Nós, mulheres negras, experimentamos o racismo que incide em nossos corpos desde sempre, passado por nossas gerações. Tenho recordações de uma das narrativas contadas pela minha mãe sobre uma perseguição que sofreu por seguranças das Lojas Americanas. O que poderia parecer uma neurose foi confirmada quando, despistando o primeiro segurança, já em outro departamento no interior da loja, através do rádio de um outro profissional, foi feito o relato da descrição completa de suas vestimentas, com vistas à continuidade da observação ao corpo preto suspeito.


Considero relevante pontuar nessa narrativa que minha mãe, funcionária pública federal, acabava de sair do seu turno de trabalho e entrava em uma loja de shopping. E que essa mesma mulher negra, no seu papel de mãe, jamais permitiu que seus filhos saíssem de casa usando chinelos (eu só compreendi suas razões muito mais tarde). Trago esse detalhe para dizer que não estava mal vestida, principalmente para não dar margem para aqueles imaginários descrentes da questão racial, a pensar que a ocorrência foi por uma questão de classe.


Lembro ainda hoje, há uns 15 anos atrás, quando em pleno sábado de manhã, estudante de pós-graduação, entrei no elevador do prédio da Faculdade Cândido Mendes, no bairro de Ipanema, e fui “confundida” com uma auxiliar de serviços gerais que deveria estar subindo atrasada para iniciar seu expediente: “Está atrasada, sua encarregada já está aí. Vai te chamar atenção!!!”, disse o ascensorista para moça que teve que mostrar a carteirinha de estudante.


Essas experiências comuns na vida da população negra fazem com que nós, mulheres, desde o nascimento de nossos filhos, convivamos em constante tensão com a sociedade racista.

Certa vez, em uma viagem de férias em família para o Recife, fomos a um evento noturno, em uma pracinha na Praia de Boa Viagem, próxima à rede hoteleira que estávamos. Após duas voltas entre as barraquinhas, o pré-adolescente ainda não tinha decidido o que gostaria de lanchar. Nos acomodamos em um ponto e ele foi orientado a fazer novo percurso pelas barracas de lanche para escolher e perguntar o preço do que desejava, afinal, já era um rapazinho. Enquanto isso, ficamos observando seus deslocamentos. Ao parar em uma determinada barraca, vimos que um homem se aproximou e lhe falou alguma coisa. Ele respondeu e voltou ao nosso encontro.

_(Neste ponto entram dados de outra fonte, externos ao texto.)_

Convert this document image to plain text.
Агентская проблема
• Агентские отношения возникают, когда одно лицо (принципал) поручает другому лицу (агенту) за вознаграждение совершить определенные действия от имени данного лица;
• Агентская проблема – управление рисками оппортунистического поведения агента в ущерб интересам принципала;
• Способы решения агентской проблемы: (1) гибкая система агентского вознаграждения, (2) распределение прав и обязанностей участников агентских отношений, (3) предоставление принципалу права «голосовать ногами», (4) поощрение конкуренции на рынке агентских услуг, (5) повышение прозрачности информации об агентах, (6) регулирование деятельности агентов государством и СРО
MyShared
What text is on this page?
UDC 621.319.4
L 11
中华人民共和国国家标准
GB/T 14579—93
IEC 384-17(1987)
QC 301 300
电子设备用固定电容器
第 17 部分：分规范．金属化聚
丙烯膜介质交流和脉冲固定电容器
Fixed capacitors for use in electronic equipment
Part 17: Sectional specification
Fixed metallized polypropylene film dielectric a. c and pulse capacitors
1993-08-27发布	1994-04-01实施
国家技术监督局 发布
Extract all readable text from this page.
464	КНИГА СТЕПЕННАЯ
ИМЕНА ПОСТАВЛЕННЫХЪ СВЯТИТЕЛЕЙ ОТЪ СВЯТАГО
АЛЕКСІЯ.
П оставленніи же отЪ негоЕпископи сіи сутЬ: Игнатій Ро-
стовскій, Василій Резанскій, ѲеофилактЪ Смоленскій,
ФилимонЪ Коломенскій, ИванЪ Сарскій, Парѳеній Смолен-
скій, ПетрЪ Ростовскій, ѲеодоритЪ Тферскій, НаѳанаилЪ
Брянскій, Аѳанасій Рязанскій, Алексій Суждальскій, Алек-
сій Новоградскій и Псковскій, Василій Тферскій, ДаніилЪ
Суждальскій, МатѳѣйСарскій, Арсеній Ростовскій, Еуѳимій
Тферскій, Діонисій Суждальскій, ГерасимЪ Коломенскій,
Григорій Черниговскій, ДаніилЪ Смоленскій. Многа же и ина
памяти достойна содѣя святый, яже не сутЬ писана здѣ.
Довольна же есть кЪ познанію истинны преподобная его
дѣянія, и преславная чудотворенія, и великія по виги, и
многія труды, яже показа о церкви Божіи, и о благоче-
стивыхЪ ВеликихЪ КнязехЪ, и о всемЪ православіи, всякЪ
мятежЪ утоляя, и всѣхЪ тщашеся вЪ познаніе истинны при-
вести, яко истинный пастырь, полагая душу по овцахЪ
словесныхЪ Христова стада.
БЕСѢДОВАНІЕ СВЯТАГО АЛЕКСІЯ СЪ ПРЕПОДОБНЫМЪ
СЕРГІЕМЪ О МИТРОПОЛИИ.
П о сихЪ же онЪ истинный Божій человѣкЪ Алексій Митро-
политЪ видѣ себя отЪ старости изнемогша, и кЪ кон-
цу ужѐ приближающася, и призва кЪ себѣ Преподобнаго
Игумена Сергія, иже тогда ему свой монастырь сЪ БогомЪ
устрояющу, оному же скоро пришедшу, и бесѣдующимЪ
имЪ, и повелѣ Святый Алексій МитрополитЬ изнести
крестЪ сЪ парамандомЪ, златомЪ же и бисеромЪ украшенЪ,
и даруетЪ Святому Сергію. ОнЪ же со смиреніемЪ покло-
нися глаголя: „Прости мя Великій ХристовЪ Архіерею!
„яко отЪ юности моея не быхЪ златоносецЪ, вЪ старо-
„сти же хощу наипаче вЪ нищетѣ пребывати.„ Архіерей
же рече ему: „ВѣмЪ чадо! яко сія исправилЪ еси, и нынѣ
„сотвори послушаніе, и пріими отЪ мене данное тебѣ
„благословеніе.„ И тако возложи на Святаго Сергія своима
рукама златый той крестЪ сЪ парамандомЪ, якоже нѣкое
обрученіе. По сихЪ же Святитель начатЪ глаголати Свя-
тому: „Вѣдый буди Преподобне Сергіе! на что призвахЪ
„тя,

Antes que eu indagasse, ele, bastante surpreso, mas sem maldade, disse-nos que o homem lhe ofertara o sanduiche já mordido, que estava comendo.


Observem, não houve destrato, pois aquele homem até estaria sendo generoso, caso aquele menino estivesse com fome mendigando por comida.


Essas e outras histórias deram margem para uma crise de ansiedade que tive no dia em que deixei meu filho, atendendo à seu pedido, ficar mais um pouco fazendo uma “degustação” de um novo game ofertado no interior de uma livraria do shopping, enquanto eu ia a uma loja de roupas praticamente em frente. Só de pensar que ele poderia ficar exposto a algum tipo de experiência pautada apenas pela cor de sua pele me fez desistir da compra e sair da loja em 5 minutos para acompanhá-lo.


A experiência de ser mãe de filho negro nesse país é atravessada pelo alto índice de mortalidade reservado aos corpos negros. Segundo números divulgados pelo IBGE, o homicídio entre jovens pretos e pardos são quase três vezes maiores do que de brancos, além da violência voltada a essa população ser mais letal, segundo a Folha de São Paulo.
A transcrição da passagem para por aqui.